I used to cover my face with a pillow during sex, and I thought it was because I was embarrassed about my face, that I couldn’t come with someone watching me. I now know that blindfolds are one of my favorite kinks. It goes back to that loss of control. I want to feel the power of him over me, and a blindfold intensifies all of those feelings, both physical and emotional. Now I have many different styles of blindfolds, everything from a torn piece of a t-shirt to an old pillow case that can be thrown over my head quickly, as if I’m being kidnapped. We also have high end blindfolds, a faux fur-lined leather piece with a buckle and a full latex hood that puts me into the most incredible headspace. Being restrained with my vision removed is the quickest way to get me writhing with need. I don’t want to see what is happening, I don’t want any control. I just want to feel it, let the sensation wash over me until I’m powerless in it’s grasp.
We’ve always been into threesomes which is a pretty common sexual kink. We had our first before we were married and have had several since. Simply having another person join us in the bedroom doesn’t tap into that loss of control that gets me so hot, but he has found ways to push it into that realm. I’ve written many fantasies about this, about being made obsolete while he gets his pleasure from someone else. Since we have found regular partners to play with, I’m able to live out these fantasies in many filthy ways. First, he secured me to the St. Andrew’s Cross and made me watch while he played with one of our sexy friends. He’s had her sit on my face, nearly smothering me with her wet cunt while he face fucked her. I struggled to move my tongue against her as I heard her grunt and moan on his cock. He sent me a video of her choking on his cock in the back of his car while I was hundreds of miles away and unable to relieve the ache between my legs. I’ve also gotten to experience the other side, where she was tied up and we tortured her together in tandem, mouths biting and sucking, fingers exploring, greedily helping ourselves to her wet and helpless mouth.

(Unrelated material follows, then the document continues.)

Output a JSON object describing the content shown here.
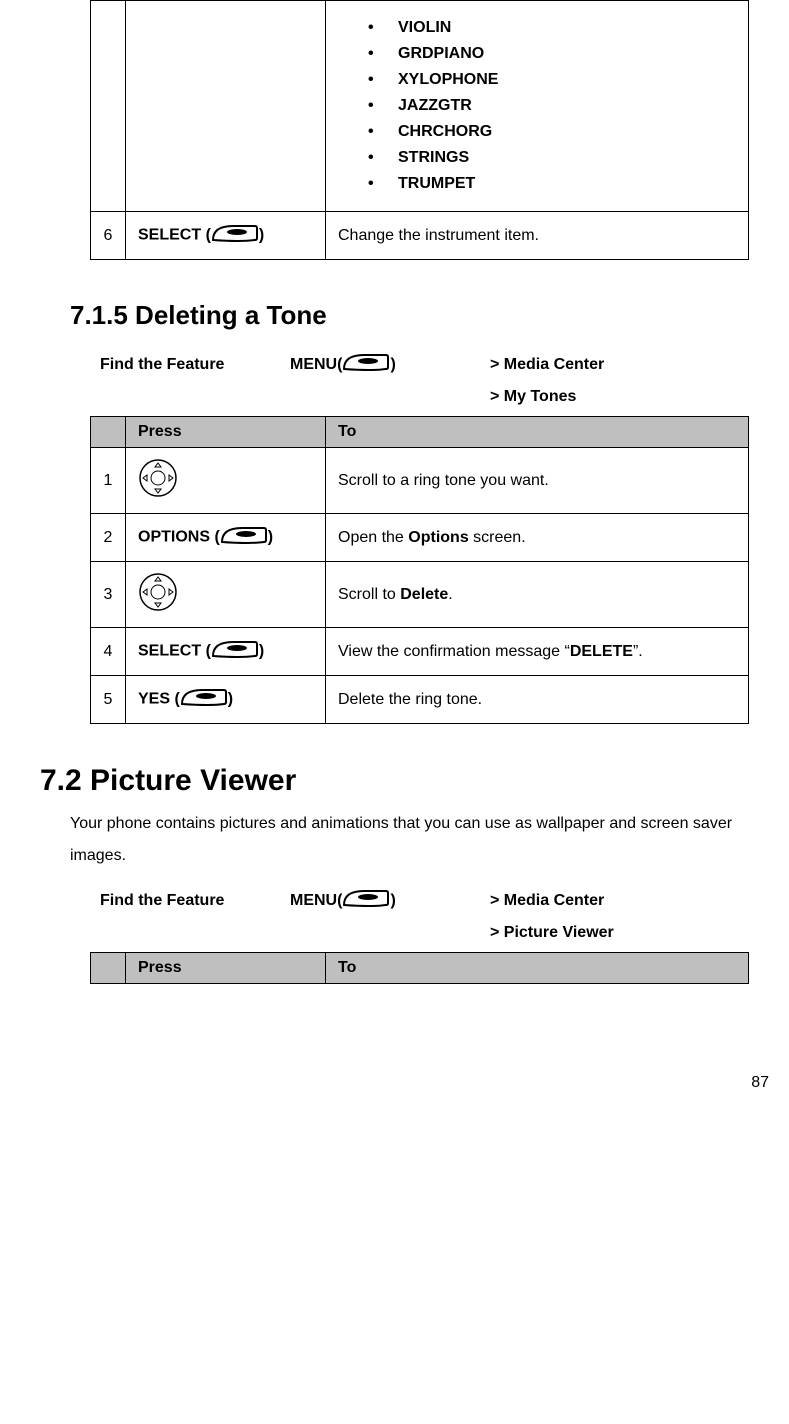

We are always exploring new kinks. We’ve tried all sorts of things like knife play, hypnosis, role play, and electrical play. It all goes back to that loss of control that I crave so much. This all works because he is willing to take on the responsibility of being the one that holds the power. Our toy box is full of potential, and when we get through it all, we will be able to circle back around and do it all over again, if he wants to of course! Now that we have both embraced our kinky selves, the possibilities seem endless and the pleasure infinite.